Malik told JFA that among those killed in 1931 was her grandmother’s cousin, one of thousands who had gathered outside the Central Jail to demand the release of Abdul Qadeer, a Pashtun servant of a British officer vacationing in the valley.
Qadeer had been arrested after delivering an impromptu speech at Srinagar’s Khanqah-e-Moula, urging Kashmiris to rise against the Dogra monarchy.
He was charged with sedition and “wanton provocation,” and his trial, which began on July 4, 1931, drew thousands of Kashmiris.

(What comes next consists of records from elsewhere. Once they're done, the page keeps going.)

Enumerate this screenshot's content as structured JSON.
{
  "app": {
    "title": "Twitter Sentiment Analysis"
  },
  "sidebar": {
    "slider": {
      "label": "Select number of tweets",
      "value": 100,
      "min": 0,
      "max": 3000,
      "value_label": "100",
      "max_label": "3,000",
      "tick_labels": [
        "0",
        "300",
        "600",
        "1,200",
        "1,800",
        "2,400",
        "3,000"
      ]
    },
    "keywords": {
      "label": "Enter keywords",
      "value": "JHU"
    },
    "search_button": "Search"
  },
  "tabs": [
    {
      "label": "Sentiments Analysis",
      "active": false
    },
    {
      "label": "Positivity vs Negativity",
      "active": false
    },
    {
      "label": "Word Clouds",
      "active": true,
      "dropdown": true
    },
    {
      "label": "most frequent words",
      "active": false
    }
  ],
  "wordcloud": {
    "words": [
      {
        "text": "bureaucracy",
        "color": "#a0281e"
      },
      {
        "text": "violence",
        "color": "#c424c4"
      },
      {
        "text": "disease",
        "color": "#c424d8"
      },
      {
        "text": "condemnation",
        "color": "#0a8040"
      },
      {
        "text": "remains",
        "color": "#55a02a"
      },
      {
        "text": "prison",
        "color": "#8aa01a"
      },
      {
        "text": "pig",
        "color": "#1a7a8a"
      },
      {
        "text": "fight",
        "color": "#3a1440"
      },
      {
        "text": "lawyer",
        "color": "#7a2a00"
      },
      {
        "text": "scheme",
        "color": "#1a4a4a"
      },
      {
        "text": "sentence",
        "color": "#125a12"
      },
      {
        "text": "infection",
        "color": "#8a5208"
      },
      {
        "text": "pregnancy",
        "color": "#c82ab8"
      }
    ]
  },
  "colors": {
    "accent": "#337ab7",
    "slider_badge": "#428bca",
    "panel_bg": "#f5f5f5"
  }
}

When the crowd rose to offer the noon prayer on July 13, Dogra forces opened fire.
“This wasn’t just an isolated tragedy,” Malik said. “It was the beginning of Kashmir’s political awakening, a defiance of imperial authority and a collective demand for dignity.”
That awakening, according to human rights lawyer and researcher Nasir Qadri, marked the birth of a distinct political consciousness in the valley. “The 1931 uprising wasn’t simply civil unrest—it was a decolonial moment,” he explained. “It asserted rights against a regime based on dispossession and racial hierarchy.”
Qadri said the events of that year foreshadowed Kashmir’s future as a national liberation movement, one that took its claims to the United Nations but was ultimately undermined by geopolitical calculations. “International law, while claiming to uphold justice and self-determination, has historically enabled imperial domination,” he said to JFA.
“In Kashmir’s case, it has failed to protect the people’s basic rights, instead offering legal cover for continued occupation.”
He believes the deliberate removal of Martyrs’ Day from the public calendar is a continuation of this historical pattern.
“Delisting July 13 is not about historical revisionism alone, it is a strategic move to delegitimize Kashmiri political identity altogether,” Qadri said.
“By criminalizing public memory, the state is signaling that any narrative rooted in resistance, sacrifice, or collective Kashmiri agency must be erased or rewritten.”
The targeting of Martyrs’ Day, analysts argue, reflects a broader pattern of silencing within Kashmir since 2019. Even mourning has become politicized.
Yet despite the bans and barriers, the day continues to resonate in private spaces and quiet remembrance.
“July 13 is a reminder of the sacrifices that root us in our struggle for justice,” said Ather Zia, a Kashmiri poet and anthropologist, while speaking to JFA. “No state can erase that faith.”
Zia described the resistance in Kashmir not simply as political but spiritual. “In Kashmir, resistance is an obligatory prayer offered with every gasp of air,” she wrote in a poem shared for the occasion. “Azadi is a harkening, to the foremothers and forefathers of resistance, to the prayer that is still being prayed, to the martyrs rising one after another.”
For many in the valley, the weight of this history is no longer carried in public events, but in hushed conversations and personal reflection.
“It’s not just the holiday they took away,” said a young student from downtown Srinagar, requesting anonymity. “They are trying to erase the feeling that this day ever mattered. But how do you erase something every household remembers?”
A student from Baramulla said the crackdown around July 13 was not surprising anymore.
“They’ve made it so normal now,” she said. “No announcements, no gatherings, no media coverage. It’s like we are expected to forget, but we haven’t.”
Across the valley, that spirit persists, even as security forces try to bury it under silence. To many, remembering is no longer a ceremony but a form of defiance. And in Kashmir, where even memory is watched, the quiet act of recalling July 13 has itself become a resistance that refuses to fade.